Kiri:undangan, kanan: fastlane ticket
Hal yang sangat disayangkan pada perhelatan final di Jiexpo Kemayoran, Jakarta adalah mengenai undangan yang menjadi tiket masuk ke payung acara ICE 2017, yaitu Food & Hotel Indonesia 2017. Publikasi mengenai undangan yang didistribusikan di Ombe Kofie, Say Something Coffee, Cultivate Coffee dan Coffee Smith tidak disebarluaskan dengan baik dari pihak panitia maupun pihak coffeeshop. Jika mengecek website maupun posting Instagram panitia dan coffeeshop tersebut (tidak termasuk Instastories karena hanya bertahan 24 jam), tidak ada informasi mengenai keberadaan undangan tersebut. Adapun penulis baru mengetahui mengenai tiket masuk seharga Rp 100.000 sehari sebelum acara berlangsung melalui akun Barista Guild Indonesia. Dalam postingan terkait undangan dan tiket tersebut, penulis menanyakan undangan bisa didapatkan di mana, kemudian dijawab dengan nama-nama coffeeshop yang telah disebutkan di awal. Penulis pun kembali bertanya, mengapa hal tersebut tidak diinformasikan dari jauh-jauh hari namun tidak ada jawaban apapun dari panitia.

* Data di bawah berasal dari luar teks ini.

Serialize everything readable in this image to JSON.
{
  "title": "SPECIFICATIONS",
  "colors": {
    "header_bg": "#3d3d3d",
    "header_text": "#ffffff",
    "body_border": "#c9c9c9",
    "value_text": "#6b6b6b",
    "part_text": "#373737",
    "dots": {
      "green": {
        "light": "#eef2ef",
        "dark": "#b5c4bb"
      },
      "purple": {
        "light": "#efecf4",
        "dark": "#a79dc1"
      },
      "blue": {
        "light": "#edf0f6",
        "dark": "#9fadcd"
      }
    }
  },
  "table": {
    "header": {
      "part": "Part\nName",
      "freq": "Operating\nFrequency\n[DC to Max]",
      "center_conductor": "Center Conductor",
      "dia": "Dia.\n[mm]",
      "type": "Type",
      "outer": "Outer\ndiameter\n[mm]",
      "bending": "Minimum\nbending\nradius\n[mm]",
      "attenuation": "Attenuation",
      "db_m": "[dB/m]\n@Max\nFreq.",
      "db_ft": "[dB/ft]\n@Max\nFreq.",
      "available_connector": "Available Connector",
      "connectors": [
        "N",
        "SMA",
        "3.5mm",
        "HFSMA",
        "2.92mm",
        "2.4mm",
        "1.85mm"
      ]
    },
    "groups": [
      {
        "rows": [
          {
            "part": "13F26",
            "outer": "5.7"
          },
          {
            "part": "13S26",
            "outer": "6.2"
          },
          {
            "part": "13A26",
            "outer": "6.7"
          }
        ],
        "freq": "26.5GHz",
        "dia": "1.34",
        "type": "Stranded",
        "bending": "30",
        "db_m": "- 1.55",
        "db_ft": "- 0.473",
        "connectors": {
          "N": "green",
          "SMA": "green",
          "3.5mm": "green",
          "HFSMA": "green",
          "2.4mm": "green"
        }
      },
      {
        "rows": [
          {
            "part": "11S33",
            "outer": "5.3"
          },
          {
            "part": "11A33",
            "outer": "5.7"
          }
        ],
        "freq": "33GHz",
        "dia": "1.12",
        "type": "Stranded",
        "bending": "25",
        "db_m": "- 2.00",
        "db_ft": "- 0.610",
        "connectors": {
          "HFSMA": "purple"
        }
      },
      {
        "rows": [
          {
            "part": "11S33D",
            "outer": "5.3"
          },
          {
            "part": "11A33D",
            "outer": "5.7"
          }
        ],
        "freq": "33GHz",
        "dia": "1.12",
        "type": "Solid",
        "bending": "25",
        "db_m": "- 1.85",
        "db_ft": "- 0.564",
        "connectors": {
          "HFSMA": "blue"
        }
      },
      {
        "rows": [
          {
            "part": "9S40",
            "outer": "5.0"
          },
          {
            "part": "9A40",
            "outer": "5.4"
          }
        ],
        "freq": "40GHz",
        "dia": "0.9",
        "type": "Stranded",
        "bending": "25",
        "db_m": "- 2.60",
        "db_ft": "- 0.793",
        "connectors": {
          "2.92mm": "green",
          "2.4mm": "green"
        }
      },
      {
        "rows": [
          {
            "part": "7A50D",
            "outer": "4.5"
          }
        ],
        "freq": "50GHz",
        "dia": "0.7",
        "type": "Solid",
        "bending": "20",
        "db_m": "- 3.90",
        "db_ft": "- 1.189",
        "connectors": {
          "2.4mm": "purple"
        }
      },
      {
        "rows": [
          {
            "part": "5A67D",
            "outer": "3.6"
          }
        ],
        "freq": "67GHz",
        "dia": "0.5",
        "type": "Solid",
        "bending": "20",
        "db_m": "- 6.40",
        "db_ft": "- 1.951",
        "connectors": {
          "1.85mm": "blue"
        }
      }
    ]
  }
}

Kenyataannya, banyak peminat kopi yang ingin hadir namun tidak memiliki undangan atau mungkin tidak mendapat informasi mengenai undangan yang telah tersedia. Bagi yang telah mendapatkan undangan pun tetap harus mengantri dan melampirkan kartu nama sebagai persyaratan mendapatkan id visitor. 

Faktanya, tiket masuk seharga Rp 100.000 hanya untuk tiket gold di mana pengunjung tidak harus antri panjang dibanding dengan pengunjung yang masuk gratis. Tiket masuk tanpa biaya hanya mewajibkan pengunjung melampirkan kartu nama pada fastlane ticket. Kartu nama terlampir kemudian dicetak menjadi id visitor dan tidak disinkronisasikan dengan kartu pengenal. Ini mengindikasikan bahwa siapapun bisa masuk dengan membawa kartu nama, baik kartu nama sendiri maupun orang lain karena tidak adanya pengecekan. Sayang beribu sayang, hal ini sepertinya luput dari perhatian panitia sehingga banyak coffee enthusiast yang menanggung kecewa karena persoalan tiket masuk. Semoga tahun depan persoalan ini tidak terulang lagi.